El pozo donde Tasili había enterrado las riquezas del difunto judío se encontraba en el centro del jardín, entre cuatro magníficas palmeras, y sólo medía dos metros de circunferencia. Las arenas le cegaban de tal modo, que sobresalían varios pies sobre el nivel del suelo.

—¿Hay que cavar mucho? —preguntó el marqués.

—Cerca de diez metros —respondió el viejo servidor.

—Pues el trabajo será rudo.

—¡Cierto que la fatiga será espléndidamente recompensada! ¿En cuanto estimáis el valor de las riquezas encerradas dentro de la caja?

—En veinte millones de francos, señor.

—Amigo Ben, la herencia valía la pena de atravesar el desierto; pero hay que buscar otro camino para volver a Marruecos.

—En eso mismo pensaba yo —respondió el judío—. Sería exponerse a demasiados peligros con semejante riqueza.
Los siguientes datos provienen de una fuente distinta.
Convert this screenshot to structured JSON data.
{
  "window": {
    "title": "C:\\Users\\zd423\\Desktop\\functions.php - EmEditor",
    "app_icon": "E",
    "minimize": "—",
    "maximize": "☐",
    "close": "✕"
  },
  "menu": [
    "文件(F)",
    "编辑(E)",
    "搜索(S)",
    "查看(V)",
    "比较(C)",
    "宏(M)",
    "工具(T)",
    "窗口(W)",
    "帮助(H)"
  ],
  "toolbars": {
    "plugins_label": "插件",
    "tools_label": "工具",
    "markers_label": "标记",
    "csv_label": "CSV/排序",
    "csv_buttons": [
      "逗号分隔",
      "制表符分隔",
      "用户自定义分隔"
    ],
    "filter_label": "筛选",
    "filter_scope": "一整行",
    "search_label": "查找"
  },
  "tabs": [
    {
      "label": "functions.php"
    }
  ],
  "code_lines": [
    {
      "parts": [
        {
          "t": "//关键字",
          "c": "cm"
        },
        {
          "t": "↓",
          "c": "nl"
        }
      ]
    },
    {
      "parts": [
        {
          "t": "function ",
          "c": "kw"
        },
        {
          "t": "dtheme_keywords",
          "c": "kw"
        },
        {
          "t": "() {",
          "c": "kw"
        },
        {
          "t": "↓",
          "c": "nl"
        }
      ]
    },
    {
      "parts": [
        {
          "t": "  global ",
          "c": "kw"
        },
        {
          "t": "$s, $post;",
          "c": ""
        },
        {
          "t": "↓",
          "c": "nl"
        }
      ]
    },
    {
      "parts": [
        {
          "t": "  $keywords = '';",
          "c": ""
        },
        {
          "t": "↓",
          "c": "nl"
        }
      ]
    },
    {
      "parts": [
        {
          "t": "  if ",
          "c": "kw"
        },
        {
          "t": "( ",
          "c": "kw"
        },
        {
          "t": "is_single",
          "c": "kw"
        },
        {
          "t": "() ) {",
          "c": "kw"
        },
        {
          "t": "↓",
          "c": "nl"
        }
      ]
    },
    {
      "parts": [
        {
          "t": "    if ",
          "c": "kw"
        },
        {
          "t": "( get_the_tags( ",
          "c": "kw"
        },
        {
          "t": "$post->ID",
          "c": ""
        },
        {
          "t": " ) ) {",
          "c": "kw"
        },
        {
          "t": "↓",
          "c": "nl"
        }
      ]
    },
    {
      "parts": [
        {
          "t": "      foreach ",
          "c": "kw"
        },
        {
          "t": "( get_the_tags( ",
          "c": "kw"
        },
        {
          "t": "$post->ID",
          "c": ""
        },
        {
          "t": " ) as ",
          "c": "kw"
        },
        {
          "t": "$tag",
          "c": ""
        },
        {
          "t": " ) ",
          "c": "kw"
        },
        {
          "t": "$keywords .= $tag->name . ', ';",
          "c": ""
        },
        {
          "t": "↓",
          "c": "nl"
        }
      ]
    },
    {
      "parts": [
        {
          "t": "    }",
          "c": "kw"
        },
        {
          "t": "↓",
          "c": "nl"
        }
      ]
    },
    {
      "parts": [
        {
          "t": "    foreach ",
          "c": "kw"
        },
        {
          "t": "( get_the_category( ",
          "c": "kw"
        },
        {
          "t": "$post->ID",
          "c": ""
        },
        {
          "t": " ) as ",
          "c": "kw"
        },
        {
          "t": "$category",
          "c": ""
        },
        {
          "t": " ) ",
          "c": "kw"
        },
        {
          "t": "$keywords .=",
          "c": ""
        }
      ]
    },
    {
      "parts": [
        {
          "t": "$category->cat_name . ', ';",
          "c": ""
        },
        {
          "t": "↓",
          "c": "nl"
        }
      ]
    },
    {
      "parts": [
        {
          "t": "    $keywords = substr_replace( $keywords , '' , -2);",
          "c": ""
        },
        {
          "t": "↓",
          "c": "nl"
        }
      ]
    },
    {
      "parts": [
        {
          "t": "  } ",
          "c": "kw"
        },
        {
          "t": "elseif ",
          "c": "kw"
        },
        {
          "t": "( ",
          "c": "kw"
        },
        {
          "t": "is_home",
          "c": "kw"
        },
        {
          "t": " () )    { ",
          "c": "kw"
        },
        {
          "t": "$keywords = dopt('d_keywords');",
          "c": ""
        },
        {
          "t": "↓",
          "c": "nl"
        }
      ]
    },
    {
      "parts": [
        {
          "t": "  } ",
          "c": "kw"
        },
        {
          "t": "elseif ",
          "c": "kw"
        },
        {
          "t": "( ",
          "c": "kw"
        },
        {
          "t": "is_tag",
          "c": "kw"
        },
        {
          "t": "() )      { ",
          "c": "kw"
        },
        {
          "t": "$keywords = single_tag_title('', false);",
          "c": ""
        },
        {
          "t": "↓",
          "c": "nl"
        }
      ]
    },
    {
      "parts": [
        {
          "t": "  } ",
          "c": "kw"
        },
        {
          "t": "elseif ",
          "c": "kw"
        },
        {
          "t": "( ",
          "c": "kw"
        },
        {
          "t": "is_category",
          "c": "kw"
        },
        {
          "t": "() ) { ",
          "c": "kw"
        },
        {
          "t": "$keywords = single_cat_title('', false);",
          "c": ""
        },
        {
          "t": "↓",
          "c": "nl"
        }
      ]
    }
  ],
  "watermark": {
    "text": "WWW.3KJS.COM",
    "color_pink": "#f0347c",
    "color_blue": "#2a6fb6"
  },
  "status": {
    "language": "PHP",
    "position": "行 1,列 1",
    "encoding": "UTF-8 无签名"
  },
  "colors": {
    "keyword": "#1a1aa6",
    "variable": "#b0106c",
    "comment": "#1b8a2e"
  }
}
—¿Queréis que os dé un consejo?

—Hablad.

—Descenderemos por el Niger hasta Akasa. No faltan barcas en el río; compraremos una, y nos iremos en ella.

—Y vendréis con nosotros; ¿no es cierto, marqués? —preguntó Ben mirándole fijamente y sonriendo con malicia.

—Sí —respondió el marqués que había comprendido la intención—, con vos y con vuestra hermana.

—Estas riquezas no me pertenecen a mí solo —replicó Ben—, yo tendré mi parte; vos, la de mi hermana. ¿Os parece bien, marqués?

—No hablemos más de eso por ahora.

Ben estrecho con emoción la mano que el marqués la había tendido.

—Que este proyecto se realice —dijo—, y seré el más feliz de los hombres, y mi hermana, la más dichosa de las mujeres.

—¡La amo con toda mi alma! ¡Es el Destino quien me la ha hecho encontrar!

—¡Pues que el destino se cumpla! —agregó Ben con voz solemne.